Como un último botón de muestra de estos problemas, el capítulo IV discurre acerca de la “cosa juzgada”, otro concepto que cuando se refiere al estado alcanzado por lo resuelto en las jurisdicciones locales es vilipendiado por la doctrina del control de convencionalidad, pero que, en cambio, cuando proviene de su propia jurisdicción la Corte IDH pone en el pedestal más alto. Esto ocurre cuando—abusando del uso de latinazgos—describe los efectos de sus resoluciones definitivas no solo como res iudicata sino como res interpretata, erga omnes y ius commune.
III. Criticar para mejorar
En el último capítulo (V), el autor retoma aquello que anunció al comienzo: su crítica a la doctrina de control convencional de la CorteIDH busca que el sistema funcione mejor. Las propuestas que ofrece en esa línea son fundadas y coherentes con todo el desarrollo anterior del libro. También—y no menos importante—son de posible implementación.
Se trata entonces de un libro que cumplió con todo lo que prometió, ya que los “fundamentos y alcances, problemas y soluciones” de la doctrina de control de convencionalidad fueron cabalmente tratados. Pero, además, esta obra tiene un plus que trasciende a su tema: es un buen modelo de cómo hacer análisis de temas constitucionales con calidad y sin sesgos ideológicos.
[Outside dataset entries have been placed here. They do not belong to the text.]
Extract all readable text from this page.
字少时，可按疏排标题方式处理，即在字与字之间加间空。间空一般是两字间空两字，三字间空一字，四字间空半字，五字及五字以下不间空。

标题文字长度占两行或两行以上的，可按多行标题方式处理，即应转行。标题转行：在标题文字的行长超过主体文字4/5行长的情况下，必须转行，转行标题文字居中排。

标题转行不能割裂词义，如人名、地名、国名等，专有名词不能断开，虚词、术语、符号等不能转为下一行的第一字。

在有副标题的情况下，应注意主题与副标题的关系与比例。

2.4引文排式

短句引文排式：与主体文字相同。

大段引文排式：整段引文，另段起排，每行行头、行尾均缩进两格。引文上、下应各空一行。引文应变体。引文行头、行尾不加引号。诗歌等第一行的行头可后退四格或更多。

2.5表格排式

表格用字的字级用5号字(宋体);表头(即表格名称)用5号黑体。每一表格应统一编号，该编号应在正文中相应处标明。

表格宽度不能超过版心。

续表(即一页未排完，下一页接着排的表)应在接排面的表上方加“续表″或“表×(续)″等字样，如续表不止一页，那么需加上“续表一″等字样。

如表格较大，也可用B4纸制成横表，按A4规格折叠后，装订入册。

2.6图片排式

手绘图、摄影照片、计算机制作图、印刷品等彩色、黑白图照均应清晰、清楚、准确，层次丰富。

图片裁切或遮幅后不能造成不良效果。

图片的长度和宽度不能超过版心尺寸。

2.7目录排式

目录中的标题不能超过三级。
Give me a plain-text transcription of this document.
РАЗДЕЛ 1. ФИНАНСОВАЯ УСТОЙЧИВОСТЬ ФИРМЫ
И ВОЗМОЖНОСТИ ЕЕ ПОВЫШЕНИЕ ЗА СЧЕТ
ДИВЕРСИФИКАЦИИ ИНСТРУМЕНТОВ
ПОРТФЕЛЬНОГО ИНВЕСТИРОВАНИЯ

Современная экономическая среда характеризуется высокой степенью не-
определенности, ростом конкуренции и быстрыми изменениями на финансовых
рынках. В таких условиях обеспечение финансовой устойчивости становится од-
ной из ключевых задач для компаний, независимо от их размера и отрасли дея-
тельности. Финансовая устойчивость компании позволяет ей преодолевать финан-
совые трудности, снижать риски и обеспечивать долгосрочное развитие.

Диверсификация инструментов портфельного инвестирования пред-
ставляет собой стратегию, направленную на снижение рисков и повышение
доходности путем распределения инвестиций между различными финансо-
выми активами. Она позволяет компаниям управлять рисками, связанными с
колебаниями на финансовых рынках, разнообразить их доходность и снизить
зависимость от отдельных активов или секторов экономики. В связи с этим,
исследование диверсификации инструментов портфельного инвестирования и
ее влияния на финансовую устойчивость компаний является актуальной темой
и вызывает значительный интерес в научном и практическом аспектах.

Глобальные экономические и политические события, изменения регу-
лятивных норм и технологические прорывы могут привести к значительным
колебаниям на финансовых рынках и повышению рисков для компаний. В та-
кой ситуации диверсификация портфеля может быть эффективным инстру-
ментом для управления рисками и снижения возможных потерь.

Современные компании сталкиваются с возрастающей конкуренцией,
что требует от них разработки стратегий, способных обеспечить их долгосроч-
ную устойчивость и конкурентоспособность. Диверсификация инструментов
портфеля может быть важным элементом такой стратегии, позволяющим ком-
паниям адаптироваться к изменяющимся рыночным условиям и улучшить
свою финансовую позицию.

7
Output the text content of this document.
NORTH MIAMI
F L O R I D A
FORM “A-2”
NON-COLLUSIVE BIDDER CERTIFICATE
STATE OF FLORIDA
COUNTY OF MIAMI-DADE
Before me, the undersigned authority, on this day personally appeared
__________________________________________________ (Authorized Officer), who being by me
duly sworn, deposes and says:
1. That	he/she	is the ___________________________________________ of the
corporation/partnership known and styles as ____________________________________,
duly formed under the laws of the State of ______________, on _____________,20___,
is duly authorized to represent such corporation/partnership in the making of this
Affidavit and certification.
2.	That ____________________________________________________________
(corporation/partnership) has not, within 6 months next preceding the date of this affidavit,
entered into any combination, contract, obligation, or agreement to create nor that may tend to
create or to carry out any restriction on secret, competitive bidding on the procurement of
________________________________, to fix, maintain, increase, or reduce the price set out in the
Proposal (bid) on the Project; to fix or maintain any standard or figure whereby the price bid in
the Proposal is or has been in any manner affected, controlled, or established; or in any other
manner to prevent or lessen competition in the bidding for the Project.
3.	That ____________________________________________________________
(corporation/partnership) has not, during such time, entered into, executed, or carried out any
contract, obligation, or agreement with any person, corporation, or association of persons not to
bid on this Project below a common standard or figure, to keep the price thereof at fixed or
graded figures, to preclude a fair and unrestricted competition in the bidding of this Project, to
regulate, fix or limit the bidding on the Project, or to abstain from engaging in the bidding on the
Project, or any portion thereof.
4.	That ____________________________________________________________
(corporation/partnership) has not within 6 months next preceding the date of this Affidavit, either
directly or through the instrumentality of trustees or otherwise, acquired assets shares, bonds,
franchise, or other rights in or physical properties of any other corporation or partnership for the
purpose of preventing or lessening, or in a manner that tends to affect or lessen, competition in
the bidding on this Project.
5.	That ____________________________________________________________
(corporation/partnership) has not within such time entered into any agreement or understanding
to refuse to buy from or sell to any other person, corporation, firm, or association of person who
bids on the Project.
Ello contrasta bastante con el momento “teóricamente pobre” que estamos viviendo, sobre todo en materia de teoría constitucional y de los derechos humanos. En estos ámbitos en los últimos años ha predominado cierta pérdida de precisión en los conceptos, incluso en aquellos que son básicos y fundamentales. También presenciamos a menudo una problematización constante del diseño y de la historia de nuestras instituciones con ánimos de demolición y pocas propuestas constructivas. Finalmente, la desmoralización de la posición de los demás es una moneda mucho más corriente de lo que debería, a pesar de ser un recurso fútil si de buscar soluciones a nuestros problemas jurídicos se trata.
Colombo Murúa marca una diferencia sustancial con esta obra, donde todas sus observaciones son incisivas, pero respetuosas; críticas, pero tributarias de ideas positivas. En resumen, es un muy lindo ejemplo de que no hay que destruir para construir.